Today, as the conclusions of the Sauv commission are made public, it seems to me that the episcopate will have to confront a series of questions. It is first of all the financial issues that will arise. How will the amounts of sums paid to victims be determined? Jean-Marc Sauv spoke out against any flat-rate solution, an option hitherto favored by the episcopate. Who will pay ? At the end of 2019, Cef appealed to the generosity of the faithful in order to raise the necessary funds for a “financial gesture” towards the victims, which was very poorly received. The question also arises of the reforms that the bishops of France will accept or not, some moreover not coming from the bishops' conference, but from Rome.
The victims and their associations played the role of whistleblowers and contributed to the scandal breaking. They remain mobilized. We see this with Franois Devaux, one of the founders of La Parole libre, who has increased his speeches in recent days. It is more broadly Catholic opinion, unworthy from 2018-2019, which will be decisive.

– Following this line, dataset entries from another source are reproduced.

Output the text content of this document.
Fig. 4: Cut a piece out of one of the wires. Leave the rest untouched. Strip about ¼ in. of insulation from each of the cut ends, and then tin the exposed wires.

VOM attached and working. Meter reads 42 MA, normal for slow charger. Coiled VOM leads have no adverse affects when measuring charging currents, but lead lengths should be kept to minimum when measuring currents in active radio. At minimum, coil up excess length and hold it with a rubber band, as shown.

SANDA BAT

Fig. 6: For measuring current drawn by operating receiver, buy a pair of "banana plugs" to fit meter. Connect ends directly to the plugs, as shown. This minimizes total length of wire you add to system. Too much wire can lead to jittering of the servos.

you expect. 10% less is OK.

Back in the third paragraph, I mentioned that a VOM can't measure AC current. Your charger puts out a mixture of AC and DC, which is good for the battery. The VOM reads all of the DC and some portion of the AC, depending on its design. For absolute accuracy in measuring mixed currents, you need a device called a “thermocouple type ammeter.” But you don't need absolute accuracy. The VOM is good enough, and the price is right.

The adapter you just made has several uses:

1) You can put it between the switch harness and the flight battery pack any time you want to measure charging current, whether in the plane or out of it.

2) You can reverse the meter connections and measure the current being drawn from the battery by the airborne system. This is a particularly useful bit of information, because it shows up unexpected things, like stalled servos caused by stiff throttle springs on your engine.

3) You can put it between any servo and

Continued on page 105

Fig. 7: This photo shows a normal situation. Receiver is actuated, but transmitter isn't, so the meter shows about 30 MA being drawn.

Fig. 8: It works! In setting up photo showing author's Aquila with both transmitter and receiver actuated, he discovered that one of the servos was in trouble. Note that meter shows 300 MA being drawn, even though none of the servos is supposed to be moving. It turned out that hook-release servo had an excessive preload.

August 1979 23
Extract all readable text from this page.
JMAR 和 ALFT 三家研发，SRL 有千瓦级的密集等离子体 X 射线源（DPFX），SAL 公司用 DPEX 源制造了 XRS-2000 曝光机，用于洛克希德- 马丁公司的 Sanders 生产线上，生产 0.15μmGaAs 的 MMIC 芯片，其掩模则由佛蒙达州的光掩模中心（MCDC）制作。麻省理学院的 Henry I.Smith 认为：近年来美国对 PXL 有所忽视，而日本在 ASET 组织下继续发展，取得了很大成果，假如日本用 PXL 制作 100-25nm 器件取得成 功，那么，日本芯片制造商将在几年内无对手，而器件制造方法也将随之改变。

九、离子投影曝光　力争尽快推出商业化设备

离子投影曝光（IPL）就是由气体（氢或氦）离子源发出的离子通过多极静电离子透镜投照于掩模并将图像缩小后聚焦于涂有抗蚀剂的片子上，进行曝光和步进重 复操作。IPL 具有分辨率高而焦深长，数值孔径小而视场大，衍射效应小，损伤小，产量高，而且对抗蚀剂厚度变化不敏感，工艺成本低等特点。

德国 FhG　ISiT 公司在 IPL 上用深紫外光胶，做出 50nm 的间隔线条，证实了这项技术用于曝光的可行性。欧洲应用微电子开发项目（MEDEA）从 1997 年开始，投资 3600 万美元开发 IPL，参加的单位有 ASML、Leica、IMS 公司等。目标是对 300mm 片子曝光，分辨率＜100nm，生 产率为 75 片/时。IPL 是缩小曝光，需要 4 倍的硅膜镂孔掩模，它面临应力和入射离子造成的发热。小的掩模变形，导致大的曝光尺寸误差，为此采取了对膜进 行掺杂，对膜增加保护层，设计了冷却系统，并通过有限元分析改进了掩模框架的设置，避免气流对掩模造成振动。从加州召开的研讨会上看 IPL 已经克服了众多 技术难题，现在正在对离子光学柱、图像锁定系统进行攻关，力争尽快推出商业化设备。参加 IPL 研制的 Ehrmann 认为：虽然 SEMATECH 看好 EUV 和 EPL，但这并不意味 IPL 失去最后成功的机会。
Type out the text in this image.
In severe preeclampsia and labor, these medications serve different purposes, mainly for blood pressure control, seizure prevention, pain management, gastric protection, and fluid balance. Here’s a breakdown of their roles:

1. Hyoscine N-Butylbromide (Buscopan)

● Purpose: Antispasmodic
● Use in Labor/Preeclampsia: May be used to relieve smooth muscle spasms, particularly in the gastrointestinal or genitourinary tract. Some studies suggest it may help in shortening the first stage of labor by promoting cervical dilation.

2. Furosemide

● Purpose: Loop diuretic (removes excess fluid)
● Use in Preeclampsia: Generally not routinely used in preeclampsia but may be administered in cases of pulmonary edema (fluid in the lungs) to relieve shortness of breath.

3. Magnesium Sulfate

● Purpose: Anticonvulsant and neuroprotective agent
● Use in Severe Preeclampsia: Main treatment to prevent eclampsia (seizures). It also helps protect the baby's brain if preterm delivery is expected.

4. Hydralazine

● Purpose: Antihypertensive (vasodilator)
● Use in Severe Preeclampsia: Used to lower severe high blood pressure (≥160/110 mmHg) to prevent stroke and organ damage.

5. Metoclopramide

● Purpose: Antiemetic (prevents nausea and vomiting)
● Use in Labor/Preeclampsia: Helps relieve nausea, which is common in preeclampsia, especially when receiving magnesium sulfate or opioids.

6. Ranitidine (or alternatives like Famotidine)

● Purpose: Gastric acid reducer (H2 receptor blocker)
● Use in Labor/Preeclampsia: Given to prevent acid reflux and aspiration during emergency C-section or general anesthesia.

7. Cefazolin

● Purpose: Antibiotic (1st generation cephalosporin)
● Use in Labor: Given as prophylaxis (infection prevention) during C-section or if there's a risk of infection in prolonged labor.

Whatever the case, the German case, which had attracted attention in France, invites nuance. In the wake of sexual scandals which broke out in Germany a few years before France, an ambitious “synodal path” was set up by the bishops' conference, in partnership with lay organizations. It turns out to be disappointing today, as denounced by Cardinal Marx, a reformist bishop, who presented his resignation to the pope a few months ago and thus denounced the “failure” of the German Church in the face of the “catastrophe of sexual abuse” and the “ impasse” in which it finds itself, due to the opposition of certain prelates to any change.